Absolutely, we definitely need to have more discussions around these dichotomies in how we treat people based on the countries they live in. I want to ask you about the country governments as well. You have mentioned the role of national governments that impact TB treatment and access to medicine – can you speak more about that?

This cannot be laid at the feet of any one government. Successive governments in India have let TB patients down. The current Indian government is not really acknowledging the magnitude of the problem. There is only so far you can go by sweeping it under the rug, thinking the disease affects only lower-caste communities or poorer people. But that’s not the case any longer.

Vidya Krishnan, author of the Phantom Plague (picture credit; Aravind Krishnan)

I cannot call out American pharmaceutical companies for keeping newer medicines in patent monopolies without calling out the Indian government- which manufactures Bedaquiline at a fraction of the cost in Indian factories, while Indian patients die by the thousands. India is considered ‘the pharmacy of the world’. We ship Bedaquiline globally but without a meaningful access program for Indian patients. There is nothing I have heard in the last five or seven years reported in this book, from a policy perspective, that adequately addresses this hypocrisy in Indian government’s policy.

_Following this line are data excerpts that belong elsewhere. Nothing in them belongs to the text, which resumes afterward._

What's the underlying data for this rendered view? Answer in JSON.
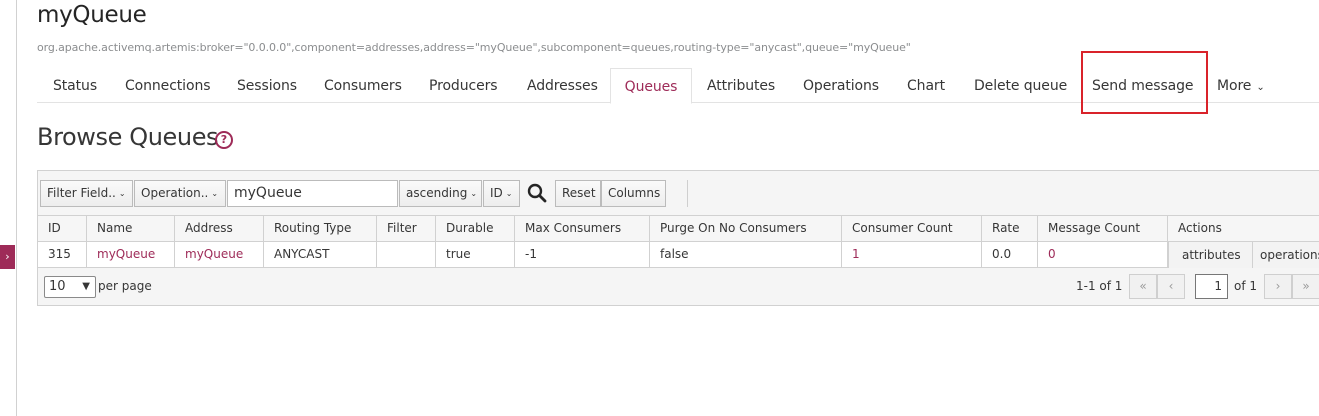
{
  "page": {
    "title": "myQueue",
    "mbean": "org.apache.activemq.artemis:broker=\"0.0.0.0\",component=addresses,address=\"myQueue\",subcomponent=queues,routing-type=\"anycast\",queue=\"myQueue\""
  },
  "tabs": [
    {
      "label": "Status"
    },
    {
      "label": "Connections"
    },
    {
      "label": "Sessions"
    },
    {
      "label": "Consumers"
    },
    {
      "label": "Producers"
    },
    {
      "label": "Addresses"
    },
    {
      "label": "Queues",
      "active": true
    },
    {
      "label": "Attributes"
    },
    {
      "label": "Operations"
    },
    {
      "label": "Chart"
    },
    {
      "label": "Delete queue"
    },
    {
      "label": "Send message"
    },
    {
      "label": "More"
    }
  ],
  "section": {
    "heading": "Browse Queues",
    "help_glyph": "?"
  },
  "toolbar": {
    "filter_field": "Filter Field..",
    "operation": "Operation..",
    "filter_value": "myQueue",
    "sort_order": "ascending",
    "sort_field": "ID",
    "reset": "Reset",
    "columns": "Columns"
  },
  "table": {
    "headers": [
      "ID",
      "Name",
      "Address",
      "Routing Type",
      "Filter",
      "Durable",
      "Max Consumers",
      "Purge On No Consumers",
      "Consumer Count",
      "Rate",
      "Message Count",
      "Actions"
    ],
    "rows": [
      {
        "id": "315",
        "name": "myQueue",
        "address": "myQueue",
        "routing_type": "ANYCAST",
        "filter": "",
        "durable": "true",
        "max_consumers": "-1",
        "purge_on_no_consumers": "false",
        "consumer_count": "1",
        "rate": "0.0",
        "message_count": "0",
        "actions": [
          "attributes",
          "operations"
        ]
      }
    ]
  },
  "pagination": {
    "per_page": "10",
    "per_page_label": "per page",
    "range": "1-1 of 1",
    "current_page": "1",
    "of_pages": "of 1"
  },
  "colors": {
    "accent": "#9e2b58",
    "highlight_box": "#d9232a"
  }
}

The current Indian government perhaps does not the bad press from admitting its TB crisis. Perhaps,  after 75 years of independence, India does not want to be seen as a country that is sick – but that is the case. India has the highest TB burden in the world and the policy interventions by the government are severely lacking. India is not necessarily a poor country. It is a rich country with a lot of poor people.

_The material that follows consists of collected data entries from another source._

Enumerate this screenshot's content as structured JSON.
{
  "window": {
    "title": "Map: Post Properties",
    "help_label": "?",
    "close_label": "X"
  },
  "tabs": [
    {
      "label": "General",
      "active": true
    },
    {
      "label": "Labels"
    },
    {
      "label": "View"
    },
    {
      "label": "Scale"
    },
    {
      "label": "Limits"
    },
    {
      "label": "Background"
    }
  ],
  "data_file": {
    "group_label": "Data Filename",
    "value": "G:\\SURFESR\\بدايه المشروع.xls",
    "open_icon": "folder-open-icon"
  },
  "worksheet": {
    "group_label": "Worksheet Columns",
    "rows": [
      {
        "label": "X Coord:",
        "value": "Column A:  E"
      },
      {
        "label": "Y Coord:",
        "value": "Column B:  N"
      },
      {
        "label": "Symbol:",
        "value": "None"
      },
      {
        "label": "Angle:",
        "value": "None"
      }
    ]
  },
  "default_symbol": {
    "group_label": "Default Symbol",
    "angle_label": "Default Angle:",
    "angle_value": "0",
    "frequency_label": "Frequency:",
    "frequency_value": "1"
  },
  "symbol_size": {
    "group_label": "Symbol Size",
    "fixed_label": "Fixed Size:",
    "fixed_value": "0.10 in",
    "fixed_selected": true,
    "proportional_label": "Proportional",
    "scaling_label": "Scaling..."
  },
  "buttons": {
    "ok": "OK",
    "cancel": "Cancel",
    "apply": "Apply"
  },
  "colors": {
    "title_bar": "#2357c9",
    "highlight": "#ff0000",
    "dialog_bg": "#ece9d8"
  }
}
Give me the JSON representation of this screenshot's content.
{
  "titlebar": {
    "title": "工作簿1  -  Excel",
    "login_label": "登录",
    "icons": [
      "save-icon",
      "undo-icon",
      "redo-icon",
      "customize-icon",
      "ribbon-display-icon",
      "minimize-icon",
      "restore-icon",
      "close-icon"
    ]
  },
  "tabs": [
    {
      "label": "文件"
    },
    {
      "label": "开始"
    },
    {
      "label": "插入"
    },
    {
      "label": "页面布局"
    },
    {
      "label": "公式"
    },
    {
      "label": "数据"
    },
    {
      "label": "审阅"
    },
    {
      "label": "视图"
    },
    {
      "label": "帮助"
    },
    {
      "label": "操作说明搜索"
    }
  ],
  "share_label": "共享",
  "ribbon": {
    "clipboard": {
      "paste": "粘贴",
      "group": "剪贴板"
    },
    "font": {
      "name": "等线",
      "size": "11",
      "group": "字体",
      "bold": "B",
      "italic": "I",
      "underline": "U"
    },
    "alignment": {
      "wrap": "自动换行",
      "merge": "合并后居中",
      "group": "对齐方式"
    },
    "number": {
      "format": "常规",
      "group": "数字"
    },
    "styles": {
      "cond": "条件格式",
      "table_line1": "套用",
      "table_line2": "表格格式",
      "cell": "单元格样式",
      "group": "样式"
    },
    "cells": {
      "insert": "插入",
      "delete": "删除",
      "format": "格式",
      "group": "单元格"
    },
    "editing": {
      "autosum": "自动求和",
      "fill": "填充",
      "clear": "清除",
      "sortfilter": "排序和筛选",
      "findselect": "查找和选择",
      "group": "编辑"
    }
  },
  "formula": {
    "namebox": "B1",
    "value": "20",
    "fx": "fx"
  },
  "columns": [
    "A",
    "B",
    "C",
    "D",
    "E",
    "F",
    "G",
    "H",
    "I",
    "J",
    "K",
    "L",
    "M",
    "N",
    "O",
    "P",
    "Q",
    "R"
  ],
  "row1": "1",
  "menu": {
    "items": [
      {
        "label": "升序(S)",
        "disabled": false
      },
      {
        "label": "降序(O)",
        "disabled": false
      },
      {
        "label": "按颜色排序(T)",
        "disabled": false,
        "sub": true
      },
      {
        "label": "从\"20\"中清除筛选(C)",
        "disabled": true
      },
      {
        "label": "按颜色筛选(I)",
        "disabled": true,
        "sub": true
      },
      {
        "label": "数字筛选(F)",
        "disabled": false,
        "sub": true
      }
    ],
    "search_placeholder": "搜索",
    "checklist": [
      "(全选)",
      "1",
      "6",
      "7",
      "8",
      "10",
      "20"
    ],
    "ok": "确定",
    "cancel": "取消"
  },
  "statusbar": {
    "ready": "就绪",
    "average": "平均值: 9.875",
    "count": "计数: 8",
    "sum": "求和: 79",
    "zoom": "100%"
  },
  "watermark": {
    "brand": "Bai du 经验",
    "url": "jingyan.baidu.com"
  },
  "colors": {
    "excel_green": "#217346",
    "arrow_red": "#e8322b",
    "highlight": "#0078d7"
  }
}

So, how did you connect these dots, in terms of writing? You have used this style of narrative story telling can you speak on why you used that style?

I grew up on stories from Mahabharata and Ramayana. And Eastern storytelling  is.. vast and fanciful. The book has a Russian doll of stories- one within the other. I deliberately did not want to write a book about science- which is treated like broccoli that you slip in the food. The science is incidental. I wanted the reader to be captivated by the stories of people. There is nothing more powerful than a good story- it cannot be defeated. I did not want to put fact after fact after fact-- which is what I do as a journalist.

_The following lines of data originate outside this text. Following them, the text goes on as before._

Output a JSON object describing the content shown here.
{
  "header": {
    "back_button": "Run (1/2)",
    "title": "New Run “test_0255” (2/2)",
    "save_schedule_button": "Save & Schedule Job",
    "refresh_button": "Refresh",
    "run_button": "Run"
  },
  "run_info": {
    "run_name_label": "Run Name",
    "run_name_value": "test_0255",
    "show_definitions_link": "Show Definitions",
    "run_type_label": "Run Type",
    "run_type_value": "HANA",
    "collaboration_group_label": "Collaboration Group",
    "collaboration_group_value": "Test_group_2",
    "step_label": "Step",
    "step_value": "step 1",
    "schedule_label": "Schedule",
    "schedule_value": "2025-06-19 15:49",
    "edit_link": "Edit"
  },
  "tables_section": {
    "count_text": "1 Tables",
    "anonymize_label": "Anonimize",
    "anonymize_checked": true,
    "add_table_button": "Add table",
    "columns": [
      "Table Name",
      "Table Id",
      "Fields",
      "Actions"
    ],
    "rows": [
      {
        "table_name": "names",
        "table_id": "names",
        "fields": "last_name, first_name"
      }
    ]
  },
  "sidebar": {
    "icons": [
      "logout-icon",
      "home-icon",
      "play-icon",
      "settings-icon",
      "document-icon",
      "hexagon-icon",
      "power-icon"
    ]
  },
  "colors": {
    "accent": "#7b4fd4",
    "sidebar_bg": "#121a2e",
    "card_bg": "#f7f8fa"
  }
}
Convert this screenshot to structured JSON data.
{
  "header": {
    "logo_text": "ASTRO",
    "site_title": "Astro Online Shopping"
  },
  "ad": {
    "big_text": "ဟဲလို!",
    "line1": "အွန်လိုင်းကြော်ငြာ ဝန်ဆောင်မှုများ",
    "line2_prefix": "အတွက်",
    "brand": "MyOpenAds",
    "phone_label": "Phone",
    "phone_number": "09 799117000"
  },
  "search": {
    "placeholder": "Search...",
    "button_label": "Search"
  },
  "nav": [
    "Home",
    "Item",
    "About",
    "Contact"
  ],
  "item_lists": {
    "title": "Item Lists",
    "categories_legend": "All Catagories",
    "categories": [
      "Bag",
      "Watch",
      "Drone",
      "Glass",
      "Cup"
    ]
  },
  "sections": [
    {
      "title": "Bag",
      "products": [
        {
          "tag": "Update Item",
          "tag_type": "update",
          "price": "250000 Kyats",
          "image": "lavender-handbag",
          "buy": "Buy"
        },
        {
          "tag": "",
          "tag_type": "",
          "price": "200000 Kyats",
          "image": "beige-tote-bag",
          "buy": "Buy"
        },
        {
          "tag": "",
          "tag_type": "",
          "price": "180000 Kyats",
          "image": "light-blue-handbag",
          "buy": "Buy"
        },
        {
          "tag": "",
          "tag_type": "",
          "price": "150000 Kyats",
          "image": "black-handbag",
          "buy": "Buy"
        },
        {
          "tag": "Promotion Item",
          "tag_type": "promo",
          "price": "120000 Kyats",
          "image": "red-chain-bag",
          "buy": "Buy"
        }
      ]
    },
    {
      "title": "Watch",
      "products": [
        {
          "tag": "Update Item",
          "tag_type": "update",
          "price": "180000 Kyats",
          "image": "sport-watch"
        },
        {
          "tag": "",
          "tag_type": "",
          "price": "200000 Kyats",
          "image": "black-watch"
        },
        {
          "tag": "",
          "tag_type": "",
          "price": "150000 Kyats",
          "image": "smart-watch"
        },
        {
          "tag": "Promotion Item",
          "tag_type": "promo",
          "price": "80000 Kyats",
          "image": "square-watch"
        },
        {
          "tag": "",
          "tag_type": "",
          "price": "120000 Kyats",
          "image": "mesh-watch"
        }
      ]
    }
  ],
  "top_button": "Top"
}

This is not a book written for people who have a stake in health sector or TB or medicine. It is written for someone who does not need to know anything about history, medicine, or politics. The book is now out and it belongs to the reader. It is for them to say whether I did this well or not.

So now that the book is out there and many are reading it, what change do you hope that the book would make?

The most important thing for me to de-jargonize the TRIPS agreement. It is an obnoxious way of denying someone medicine-- using fancy language that only lawyers can understand to make medicines less accessible. I cannot wrap my head around this bizarre law that was made by conglomerates and wealthy nations, and left fragile, post-colonial democracies to suffer in the wake of it. The vaccine injustice being faced by black and brown nations, where most COVID19 deaths are now happening, is the most recent example of this terribly unjust law. The TRIPS laws affect every single person in the world. It is important for all of us to understand it and demand it to be renegotiated it in a way that treats lives in the Global South as equal.

I would also love for the toxic injectables to be phased out. These drugs make one in four patients deaf and wouldn’t get marketing approvals by today’s standards. We have a situation in which newer, humane therapies like Bedaquiline are locked in patents and preventable/curable diseases are turning into nightmare superbugs but we still want to protect patent monopolies. I really want the reader to think hard about medical apartheid and racial injustice that underlines global health policies.